Judge Louis Stanton of the U.S. District Court for the Southern District of New York ordered Google Tuesday to turn over as evidence a database with usernames of YouTube viewers, what videos they watched when, and users' computer addresses.
Privacy activists from the Electronic Frontier Foundation said in a blog post the order "threatens to expose deeply private information" and violated the Video Privacy Protection Act, a 1988 federal law passed after Supreme Court nominee Robert Bork's video rental habits were revealed.
Representatives of both companies said they were looking to work out how to comply with the court order to share video data while ensuring personally identifiable information is secure.

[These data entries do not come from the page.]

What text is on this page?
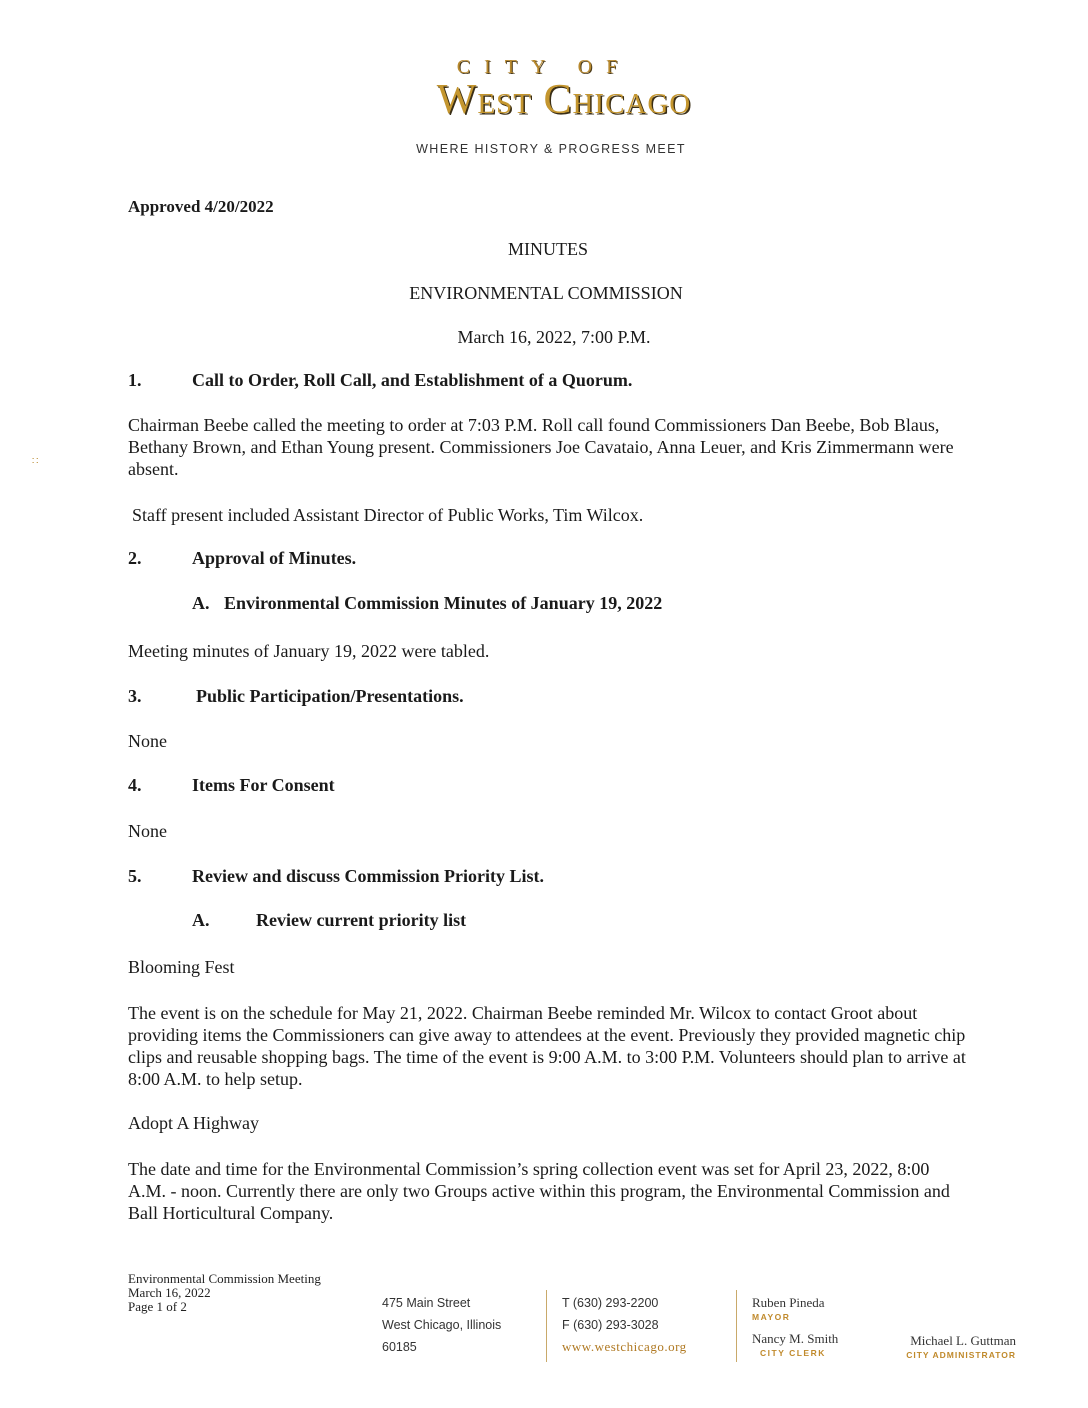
CITY OF
West Chicago
WHERE HISTORY & PROGRESS MEET
Approved 4/20/2022
MINUTES
ENVIRONMENTAL COMMISSION
March 16, 2022, 7:00 P.M.
1.	Call to Order, Roll Call, and Establishment of a Quorum.
Chairman Beebe called the meeting to order at 7:03 P.M. Roll call found Commissioners Dan Beebe, Bob Blaus, Bethany Brown, and Ethan Young present. Commissioners Joe Cavataio, Anna Leuer, and Kris Zimmermann were absent.
∷
Staff present included Assistant Director of Public Works, Tim Wilcox.
2.	Approval of Minutes.
A. Environmental Commission Minutes of January 19, 2022
Meeting minutes of January 19, 2022 were tabled.
3.	Public Participation/Presentations.
None
4.	Items For Consent
None
5.	Review and discuss Commission Priority List.
A.	Review current priority list
Blooming Fest
The event is on the schedule for May 21, 2022. Chairman Beebe reminded Mr. Wilcox to contact Groot about providing items the Commissioners can give away to attendees at the event. Previously they provided magnetic chip clips and reusable shopping bags. The time of the event is 9:00 A.M. to 3:00 P.M. Volunteers should plan to arrive at 8:00 A.M. to help setup.
Adopt A Highway
The date and time for the Environmental Commission’s spring collection event was set for April 23, 2022, 8:00 A.M. - noon. Currently there are only two Groups active within this program, the Environmental Commission and Ball Horticultural Company.
Environmental Commission Meeting
March 16, 2022
Page 1 of 2	475 Main Street
West Chicago, Illinois
60185
T (630) 293-2200
F (630) 293-3028
www.westchicago.org
Ruben Pineda
MAYOR
Nancy M. Smith
CITY CLERK
Michael L. Guttman
CITY ADMINISTRATOR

Viacom responded in a statement that it needs the data to demonstrate video piracy patterns that are the heart of its case against YouTube.
But it sought to diffuse privacy fears, saying it had no interest in identifying individual users.
"Viacom has not asked for and will not be obtaining any personally identifiable information of any user," Viacom said.
"Any information that we or our outside advisors obtain ... will be used exclusively for the purpose of proving our case against YouTube and Google (and) will be handled subject to a court protective order and in a highly confidential manner," Viacom added.
Google senior litigation counsel Catherine Lacavera said her company was looking to resolve the issue quickly in a way that balanced Viacom and other plaintiffs' need for evidence in the case while "carving out some space for user privacy."
Lacavera said her company was pleased the court's decision had put limits on evidence discovery, including refusing to allow Viacom access to YouTube's search technology or to users' private videos on the site.
But the Google attorney called on Viacom to allow YouTube to anonymize user data -- in other words, redact rows of data containing usernames or unique computer Internet addresses.
In closed-door hearings ahead of the ruling, Google attorneys had argued against turning over such data without eliminating personally identifiable information.
"We are disappointed the court granted Viacom's overreaching demand for viewing history," she said. "We will ask Viacom to respect users' privacy and allow us to anonymize the logs before producing them under the court's order."